Mansfarroll, musicien et compositeur cubain installé en France depuis 2002, a eu l’occasion de collaborer avec de nombreux musiciens tels que Tito Puentes, Patrice Caratini, Chucho Valdès…tandis qu‘il fonde en 2014 le groupe Campana Project autour du jazz afro-cubain . Africa Si est son troisième disque paru ces dernières semaines
Du beau, et beaucoup de, monde autour du percussionniste ; de quoi constituer un véritable « band » si ces différents musiciens ne se succédaient au fil des titres. En revanche la variété instrumentale est au rendez-vous. On la retrouve naturellement dans les différentes facettes que ces compositions arborent.

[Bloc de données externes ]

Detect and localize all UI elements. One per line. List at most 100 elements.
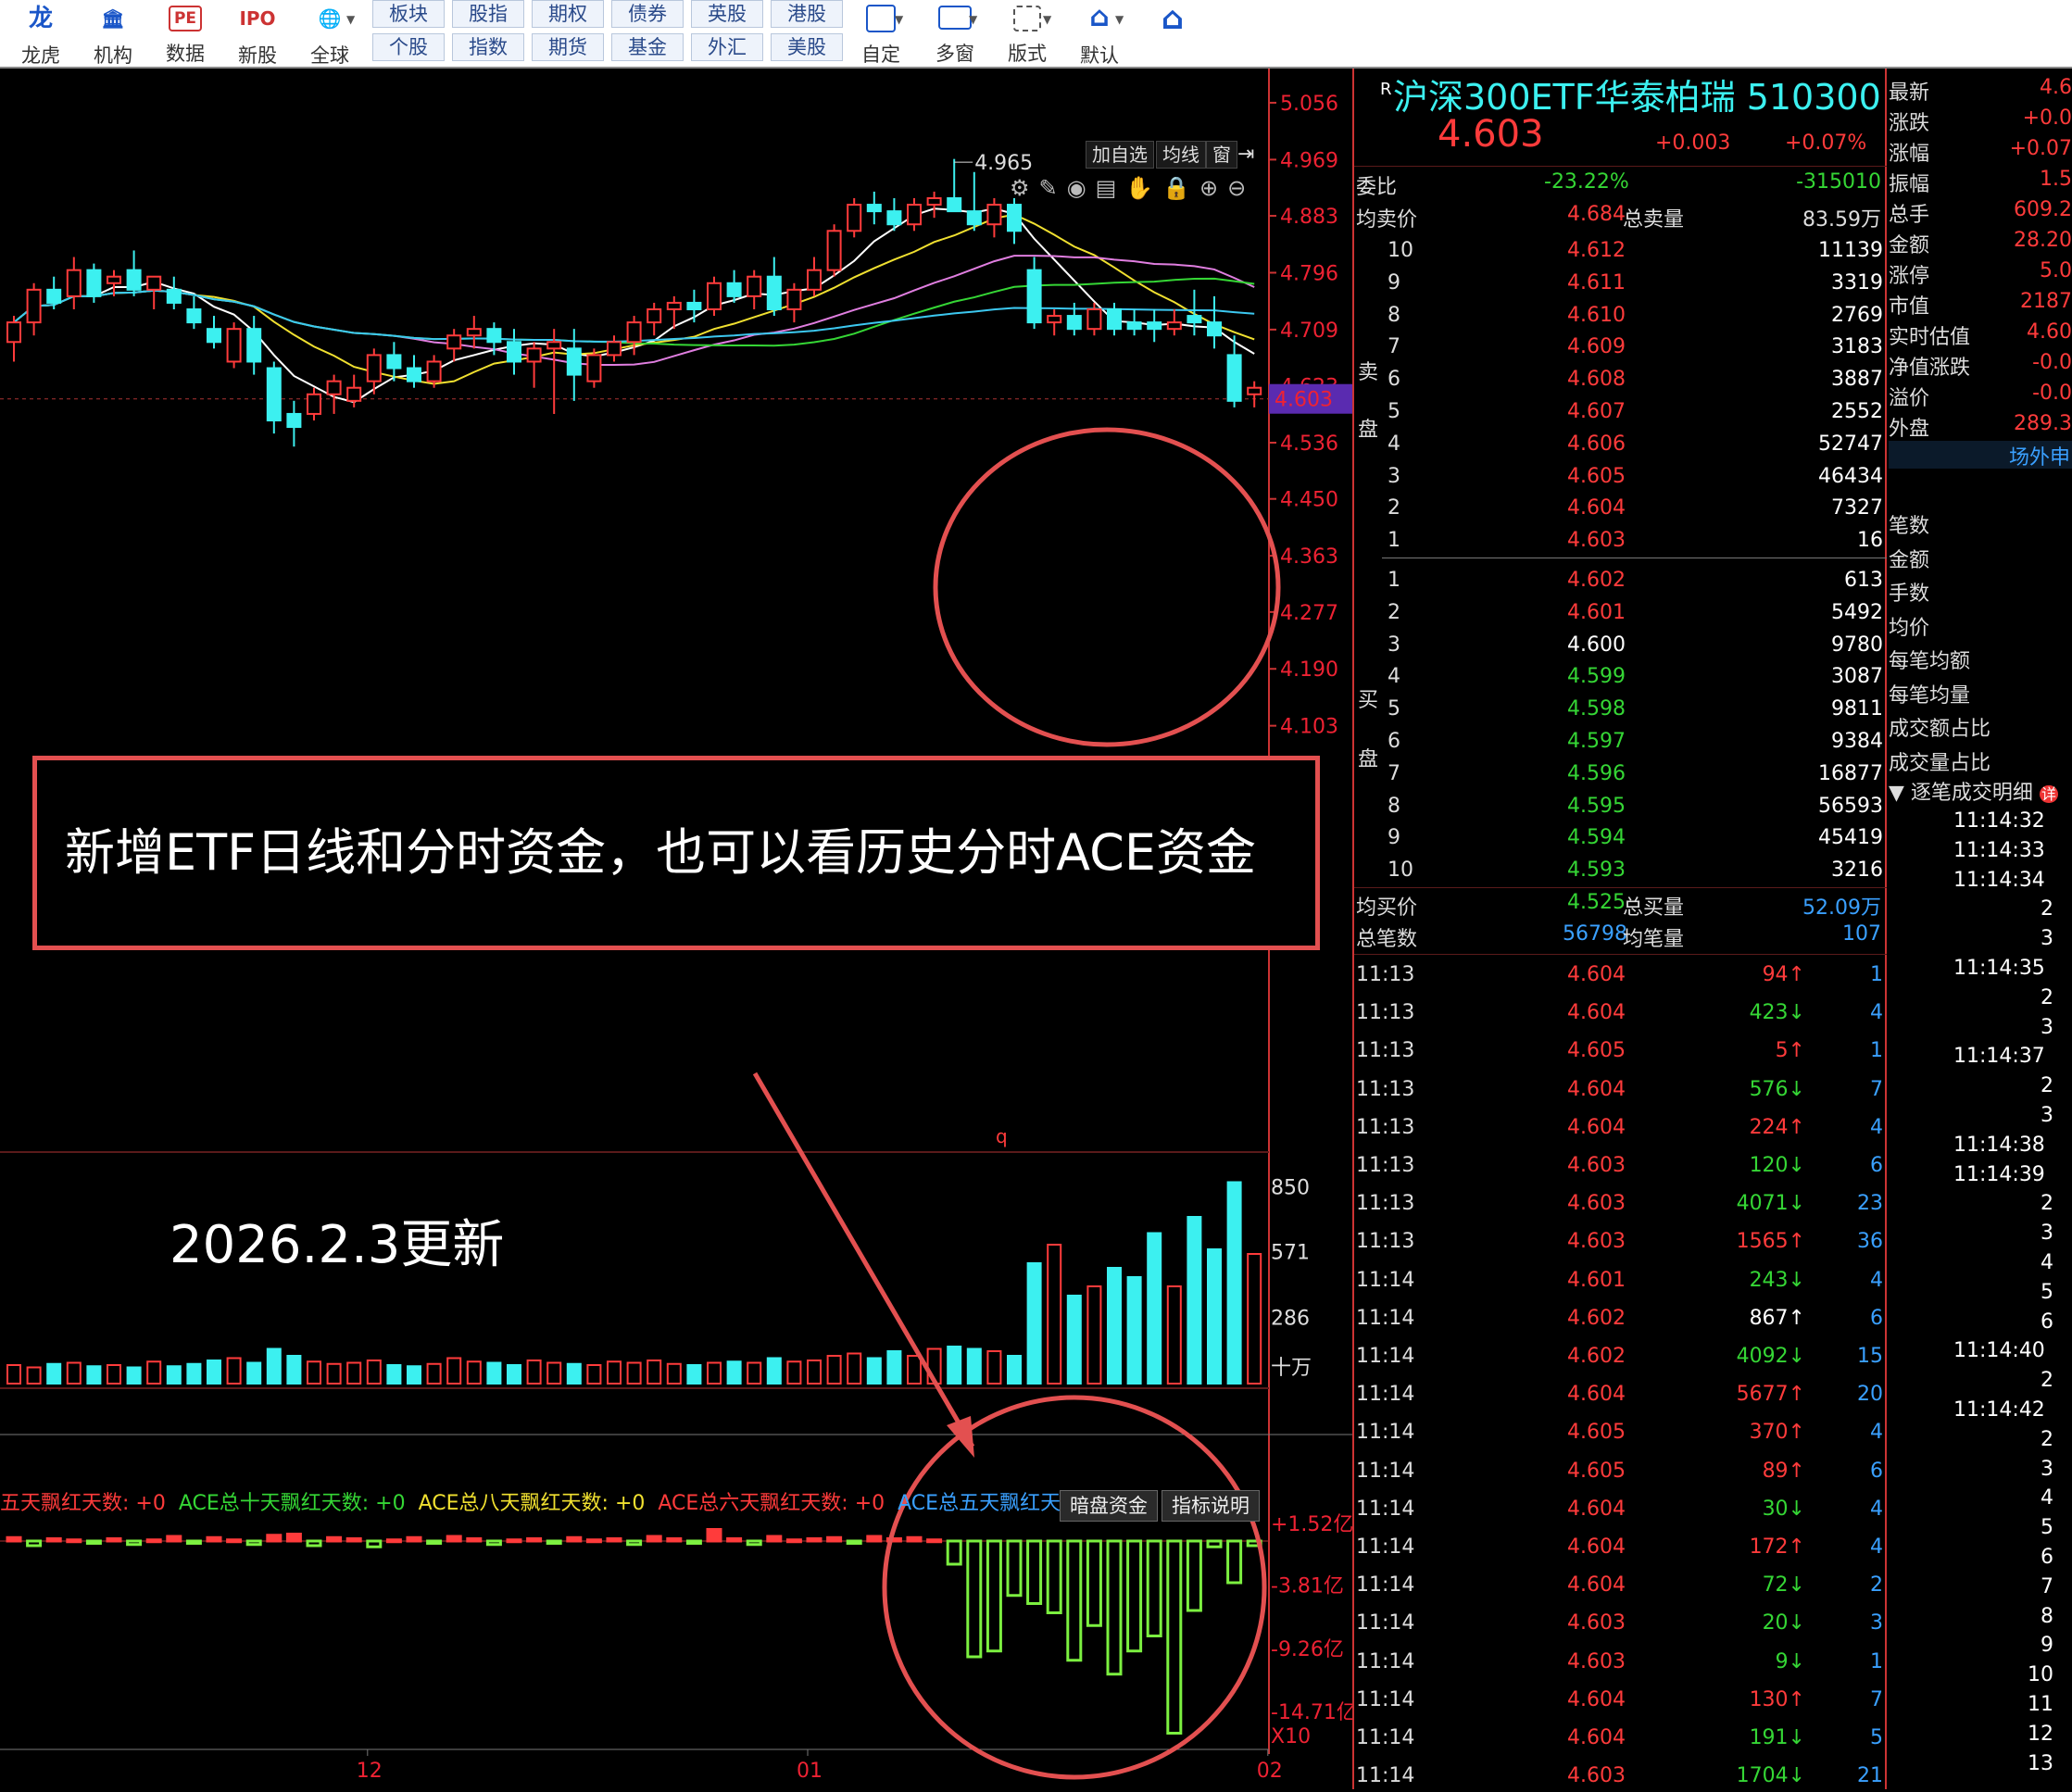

Si l’influence caraïbo-africaine impose d’entrée de jeu ses rythmes chaloupés et mène la danse dans une grande partie des compositions ; les derniers titres de cet enregistrement relèvent d’une inspiration plus intimiste. Ainsi ce duo percussions-harpe, le poème chanté « Afrique » et le jazz tout simplement, avant de conclure avec une reprise originale inspirée du célèbre « Dansez-sur moi », mise en paroles et interprété par Claude Nougaro.
Un disque certes à écouter mais aussi pour danser.
No Problem music
Tristan Mélia : piano, compositions

Retour au piano solo pour ce musicien qui affectionne ce genre ainsi que l’alternance. Ainsi à ses débuts en trio pour son disque No problem (2018) en compagnie de Thomas Bramerie à la contrebasse et de Cédrick Bec à la batterie succède, trois ans plus tard , Mistake Romance en solitaire avant de le retrouver en 2024 accompagné par Stéphane Belmondo notamment pour l’enregistrement de Your pain in my Heart.
Si l’oiseau succède à la douleur, dans tous les cas, le piano solo sied bien à Tristan Mélia, avec ses mélodies classiques teintées de jazz et tout juste agitées au détour de l’improvisation. Ainsi le titre emblématique, s’offre-t-il doté de toutes les qualités mélodiques et harmoniques d’un thème classique à l’interprétation au diapason. Et si le standard « Nature boy » d’Eden Ahbez fait résonner des accents plus nettement jazzy, il est bel et bien dans la lignée de l’inspiration classique du titre éponyme, tant est mince le contraste avec la composition titre du pianiste.
Le jazz pointe davantage avec l’improvisation sur le thème « Our love is here to stay » de Gershwin et naturellement dans le titre programmatique suivant « Improvisation ».
Au total, un disque à l’ inspiration largement personnelle invitant à la rêverie au-delà de toute référence musicale.